Les relations entre la Tunisie et la Suisse n’ont pas toujours été empreintes de douceur. À témoin – beaucoup s’en souviennent – le discours du conseiller fédéral Samuel Schmid, lors du Sommet mondial de la société de l’information, en 2005 à Tunis. Le ministre avait saisi l’occasion pour critiquer publiquement, et sur ses terres, le régime liberticide de Zine el-Abidine Ben Ali, signe d’une radicale divergence de visions en termes de droits de l’homme. L’attaque n’avait pas plu – doux euphémisme – au raïs.

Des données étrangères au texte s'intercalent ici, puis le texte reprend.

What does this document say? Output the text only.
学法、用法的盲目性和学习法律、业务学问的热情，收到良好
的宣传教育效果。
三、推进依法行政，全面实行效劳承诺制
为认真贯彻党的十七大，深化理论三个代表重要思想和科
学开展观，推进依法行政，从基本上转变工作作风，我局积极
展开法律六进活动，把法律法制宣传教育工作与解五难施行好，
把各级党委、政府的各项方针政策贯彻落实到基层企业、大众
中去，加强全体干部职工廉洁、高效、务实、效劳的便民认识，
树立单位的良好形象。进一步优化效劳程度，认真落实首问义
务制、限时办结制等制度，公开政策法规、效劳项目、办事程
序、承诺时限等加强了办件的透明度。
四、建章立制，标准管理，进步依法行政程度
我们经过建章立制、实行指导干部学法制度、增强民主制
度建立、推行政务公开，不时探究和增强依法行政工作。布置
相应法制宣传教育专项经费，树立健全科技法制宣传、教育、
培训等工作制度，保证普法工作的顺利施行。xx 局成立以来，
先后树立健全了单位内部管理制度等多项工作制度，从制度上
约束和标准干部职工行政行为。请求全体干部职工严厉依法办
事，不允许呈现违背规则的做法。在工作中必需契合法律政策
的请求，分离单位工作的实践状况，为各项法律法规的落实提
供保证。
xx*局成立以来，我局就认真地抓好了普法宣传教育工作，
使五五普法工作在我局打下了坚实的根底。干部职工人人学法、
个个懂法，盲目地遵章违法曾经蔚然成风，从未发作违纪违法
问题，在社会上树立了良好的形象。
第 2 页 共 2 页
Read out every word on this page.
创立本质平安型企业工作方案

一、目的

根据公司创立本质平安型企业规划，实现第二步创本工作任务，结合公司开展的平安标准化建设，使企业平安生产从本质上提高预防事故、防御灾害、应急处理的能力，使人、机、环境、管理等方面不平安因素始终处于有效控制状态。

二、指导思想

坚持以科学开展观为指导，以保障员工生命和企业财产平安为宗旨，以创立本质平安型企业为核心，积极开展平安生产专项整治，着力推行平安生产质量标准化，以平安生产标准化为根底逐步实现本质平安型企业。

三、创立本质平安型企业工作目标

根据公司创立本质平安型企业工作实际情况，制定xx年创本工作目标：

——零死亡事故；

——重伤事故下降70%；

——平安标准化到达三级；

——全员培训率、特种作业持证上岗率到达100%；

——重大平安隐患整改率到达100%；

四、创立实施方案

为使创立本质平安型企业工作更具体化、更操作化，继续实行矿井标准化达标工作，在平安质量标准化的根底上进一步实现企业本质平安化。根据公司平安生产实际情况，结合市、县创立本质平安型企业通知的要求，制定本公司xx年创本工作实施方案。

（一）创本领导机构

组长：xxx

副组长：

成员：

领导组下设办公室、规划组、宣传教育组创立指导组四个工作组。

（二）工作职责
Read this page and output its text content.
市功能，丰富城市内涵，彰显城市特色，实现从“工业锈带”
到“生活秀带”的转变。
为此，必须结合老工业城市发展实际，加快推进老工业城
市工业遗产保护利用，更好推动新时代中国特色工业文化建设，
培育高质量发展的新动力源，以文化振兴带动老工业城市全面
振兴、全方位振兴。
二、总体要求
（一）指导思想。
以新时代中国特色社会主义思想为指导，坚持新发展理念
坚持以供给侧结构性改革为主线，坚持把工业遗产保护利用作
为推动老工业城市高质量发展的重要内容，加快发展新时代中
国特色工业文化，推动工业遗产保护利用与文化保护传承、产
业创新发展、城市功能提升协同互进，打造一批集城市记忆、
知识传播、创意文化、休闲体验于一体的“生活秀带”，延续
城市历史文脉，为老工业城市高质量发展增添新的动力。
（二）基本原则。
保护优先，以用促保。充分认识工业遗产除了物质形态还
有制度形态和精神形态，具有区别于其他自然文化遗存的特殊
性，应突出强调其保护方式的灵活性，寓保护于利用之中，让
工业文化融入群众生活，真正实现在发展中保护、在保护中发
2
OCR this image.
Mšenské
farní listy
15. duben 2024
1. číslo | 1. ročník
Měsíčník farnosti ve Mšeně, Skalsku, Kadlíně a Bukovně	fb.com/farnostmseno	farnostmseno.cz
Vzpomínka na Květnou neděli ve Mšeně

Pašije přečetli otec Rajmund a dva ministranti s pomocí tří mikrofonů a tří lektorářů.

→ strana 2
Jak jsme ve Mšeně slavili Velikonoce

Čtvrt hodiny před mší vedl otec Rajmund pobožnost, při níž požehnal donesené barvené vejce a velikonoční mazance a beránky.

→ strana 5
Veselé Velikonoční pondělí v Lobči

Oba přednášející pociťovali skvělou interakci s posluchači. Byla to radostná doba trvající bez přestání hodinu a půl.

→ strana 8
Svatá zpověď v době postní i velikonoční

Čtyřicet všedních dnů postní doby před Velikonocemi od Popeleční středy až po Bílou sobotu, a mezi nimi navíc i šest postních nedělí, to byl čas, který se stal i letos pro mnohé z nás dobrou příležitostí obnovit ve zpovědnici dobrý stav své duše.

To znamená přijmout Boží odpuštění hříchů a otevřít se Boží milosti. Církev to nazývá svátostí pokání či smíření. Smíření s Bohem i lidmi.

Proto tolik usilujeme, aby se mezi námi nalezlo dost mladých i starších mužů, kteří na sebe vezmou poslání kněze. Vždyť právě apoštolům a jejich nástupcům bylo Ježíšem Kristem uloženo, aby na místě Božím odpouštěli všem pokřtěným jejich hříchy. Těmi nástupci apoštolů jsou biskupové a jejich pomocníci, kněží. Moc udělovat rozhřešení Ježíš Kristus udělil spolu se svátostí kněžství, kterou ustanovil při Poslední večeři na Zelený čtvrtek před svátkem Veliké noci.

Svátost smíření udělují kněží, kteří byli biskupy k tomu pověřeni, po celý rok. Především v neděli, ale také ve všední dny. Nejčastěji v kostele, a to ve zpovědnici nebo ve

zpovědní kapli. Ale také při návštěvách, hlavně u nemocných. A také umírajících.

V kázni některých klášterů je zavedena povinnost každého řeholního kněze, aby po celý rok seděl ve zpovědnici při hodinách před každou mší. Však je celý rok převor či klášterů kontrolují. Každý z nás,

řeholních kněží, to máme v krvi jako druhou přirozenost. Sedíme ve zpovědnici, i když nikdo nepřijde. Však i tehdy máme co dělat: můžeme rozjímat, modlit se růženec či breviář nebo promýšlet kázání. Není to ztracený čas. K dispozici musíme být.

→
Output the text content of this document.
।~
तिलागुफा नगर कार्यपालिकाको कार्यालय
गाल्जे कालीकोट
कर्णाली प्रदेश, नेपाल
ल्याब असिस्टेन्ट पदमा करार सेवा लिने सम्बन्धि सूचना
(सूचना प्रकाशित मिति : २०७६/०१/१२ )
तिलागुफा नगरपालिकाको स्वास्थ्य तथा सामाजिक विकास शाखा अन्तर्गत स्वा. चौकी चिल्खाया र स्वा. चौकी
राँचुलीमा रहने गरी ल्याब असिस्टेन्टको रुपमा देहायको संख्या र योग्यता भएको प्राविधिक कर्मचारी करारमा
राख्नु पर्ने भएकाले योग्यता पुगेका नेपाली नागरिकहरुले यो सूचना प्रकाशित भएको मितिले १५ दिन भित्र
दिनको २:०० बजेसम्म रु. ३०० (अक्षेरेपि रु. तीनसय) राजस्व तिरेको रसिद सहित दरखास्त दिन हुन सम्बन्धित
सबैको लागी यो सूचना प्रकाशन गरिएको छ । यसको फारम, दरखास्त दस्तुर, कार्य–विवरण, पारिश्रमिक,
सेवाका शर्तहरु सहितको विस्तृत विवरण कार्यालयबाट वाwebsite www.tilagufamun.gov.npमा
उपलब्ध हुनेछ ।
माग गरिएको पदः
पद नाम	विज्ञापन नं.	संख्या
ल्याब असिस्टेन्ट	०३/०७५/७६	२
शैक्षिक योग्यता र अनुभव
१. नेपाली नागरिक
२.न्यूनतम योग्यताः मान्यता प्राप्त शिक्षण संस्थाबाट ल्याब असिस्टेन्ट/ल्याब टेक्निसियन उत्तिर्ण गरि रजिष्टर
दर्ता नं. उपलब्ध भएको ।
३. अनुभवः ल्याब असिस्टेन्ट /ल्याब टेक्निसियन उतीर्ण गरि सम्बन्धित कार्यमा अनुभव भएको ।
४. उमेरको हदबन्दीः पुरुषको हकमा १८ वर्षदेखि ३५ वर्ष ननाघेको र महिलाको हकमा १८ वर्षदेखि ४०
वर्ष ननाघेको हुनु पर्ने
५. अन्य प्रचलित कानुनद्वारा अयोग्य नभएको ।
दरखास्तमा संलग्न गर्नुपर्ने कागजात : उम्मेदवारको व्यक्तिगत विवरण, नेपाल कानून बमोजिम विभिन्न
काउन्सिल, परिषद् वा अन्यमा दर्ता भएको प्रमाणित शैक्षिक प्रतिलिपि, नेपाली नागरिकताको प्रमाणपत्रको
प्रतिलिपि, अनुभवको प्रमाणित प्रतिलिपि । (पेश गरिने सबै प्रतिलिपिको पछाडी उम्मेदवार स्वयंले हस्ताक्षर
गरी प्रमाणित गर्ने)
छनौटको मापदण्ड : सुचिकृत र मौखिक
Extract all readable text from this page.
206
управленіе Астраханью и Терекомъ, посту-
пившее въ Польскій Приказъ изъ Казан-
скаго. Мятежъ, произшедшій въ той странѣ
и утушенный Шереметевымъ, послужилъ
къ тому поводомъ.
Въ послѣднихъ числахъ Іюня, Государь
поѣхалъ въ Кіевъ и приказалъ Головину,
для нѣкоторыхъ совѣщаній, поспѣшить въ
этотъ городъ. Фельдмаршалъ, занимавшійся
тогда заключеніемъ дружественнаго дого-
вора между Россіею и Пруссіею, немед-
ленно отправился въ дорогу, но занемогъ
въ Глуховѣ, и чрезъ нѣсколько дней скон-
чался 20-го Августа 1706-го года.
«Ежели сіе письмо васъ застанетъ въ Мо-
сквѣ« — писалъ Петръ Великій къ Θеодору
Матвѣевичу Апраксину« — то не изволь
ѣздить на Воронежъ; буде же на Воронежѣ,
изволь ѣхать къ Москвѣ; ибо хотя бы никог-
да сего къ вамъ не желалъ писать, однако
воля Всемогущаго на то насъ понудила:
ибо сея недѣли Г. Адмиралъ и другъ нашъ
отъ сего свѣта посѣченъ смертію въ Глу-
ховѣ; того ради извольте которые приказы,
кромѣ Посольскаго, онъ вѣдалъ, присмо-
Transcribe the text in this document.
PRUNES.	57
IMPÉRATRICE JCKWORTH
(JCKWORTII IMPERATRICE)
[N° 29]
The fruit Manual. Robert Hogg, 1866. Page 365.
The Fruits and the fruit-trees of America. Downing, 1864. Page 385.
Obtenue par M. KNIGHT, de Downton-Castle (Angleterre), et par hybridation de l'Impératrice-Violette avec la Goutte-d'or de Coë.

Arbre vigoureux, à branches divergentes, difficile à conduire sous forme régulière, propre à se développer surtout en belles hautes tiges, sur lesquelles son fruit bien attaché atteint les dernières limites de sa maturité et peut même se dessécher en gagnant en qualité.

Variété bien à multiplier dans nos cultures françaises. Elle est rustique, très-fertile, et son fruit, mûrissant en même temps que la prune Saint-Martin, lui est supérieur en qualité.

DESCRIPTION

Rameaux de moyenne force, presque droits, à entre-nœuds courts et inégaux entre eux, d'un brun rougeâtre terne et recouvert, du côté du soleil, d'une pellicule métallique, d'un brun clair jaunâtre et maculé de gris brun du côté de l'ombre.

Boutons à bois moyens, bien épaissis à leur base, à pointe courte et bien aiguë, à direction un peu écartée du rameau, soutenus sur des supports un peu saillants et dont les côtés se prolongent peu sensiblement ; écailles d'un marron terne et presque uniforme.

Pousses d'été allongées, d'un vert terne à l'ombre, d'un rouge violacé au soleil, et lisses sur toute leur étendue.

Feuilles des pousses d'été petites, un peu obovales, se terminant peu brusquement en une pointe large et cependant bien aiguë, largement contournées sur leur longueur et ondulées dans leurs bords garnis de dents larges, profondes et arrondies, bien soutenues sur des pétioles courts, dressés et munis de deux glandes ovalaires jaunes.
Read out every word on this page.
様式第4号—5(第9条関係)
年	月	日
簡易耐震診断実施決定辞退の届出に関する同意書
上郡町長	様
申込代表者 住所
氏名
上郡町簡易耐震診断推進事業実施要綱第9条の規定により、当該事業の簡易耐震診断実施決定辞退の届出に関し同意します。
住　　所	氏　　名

Sous sa présidence, soit jusqu’au 14 janvier 2011, aucune entité ne se développe pour promouvoir les échanges économiques entre les deux pays. C’est dans la foulée de la Révolution que le contexte se métamorphose. Monsieur Pierre Combernous, alors ambassadeur de Suisse en Tunisie, est l’initiateur d’une démarche visant à mettre en contact les sociétés suisses qui nourrissent les relations économiques entre les deux pays. Le but? Les sensibiliser à l’importance de fonder une Chambre de Commerce.

Une première réunion de travail permet de détecter quelques personnes dont la motivation est porteuse d’espoirs. La sélection est réalisée. Invités à la résidence de l’ambassadeur, à Carthage, les premiers adhérents signent les statuts de la nouvelle Chambre de Commerce et d’Industrie tuniso-suisse. Neuf personnes intègrent le comité. Le nombre paraît élevé, mais le choix est volontaire. Comme la majorité de ces « miliciens » travaille entre la Tunisie et l’étranger, chaque poste-clé est dédoublé. En cas d’absence, la Chambre peut ainsi fonctionner normalement. À sa naissance, elle compte une douzaine de membres. Elle grandit sans tarder. Bientôt, ils sont quinze, vingt, cinquante… Parmi eux, plusieurs fleurons de l’industrie suisse (dont Bobst, Novartis, Roche, Sika, Nestlé, SGS, …).

Malgré les difficultés économiques qui ont frappé la Tunisie depuis la Révolution (et qui ont davantage encouragé les entreprises à quitter le territoire plutôt qu’à s’y installer), le développement de la Chambre s’est poursuivi. Sa philosophie? Eviter à tout prix de devenir une association «de masse». Elle se veut sélective, et recrute des membres sérieux, avec soin.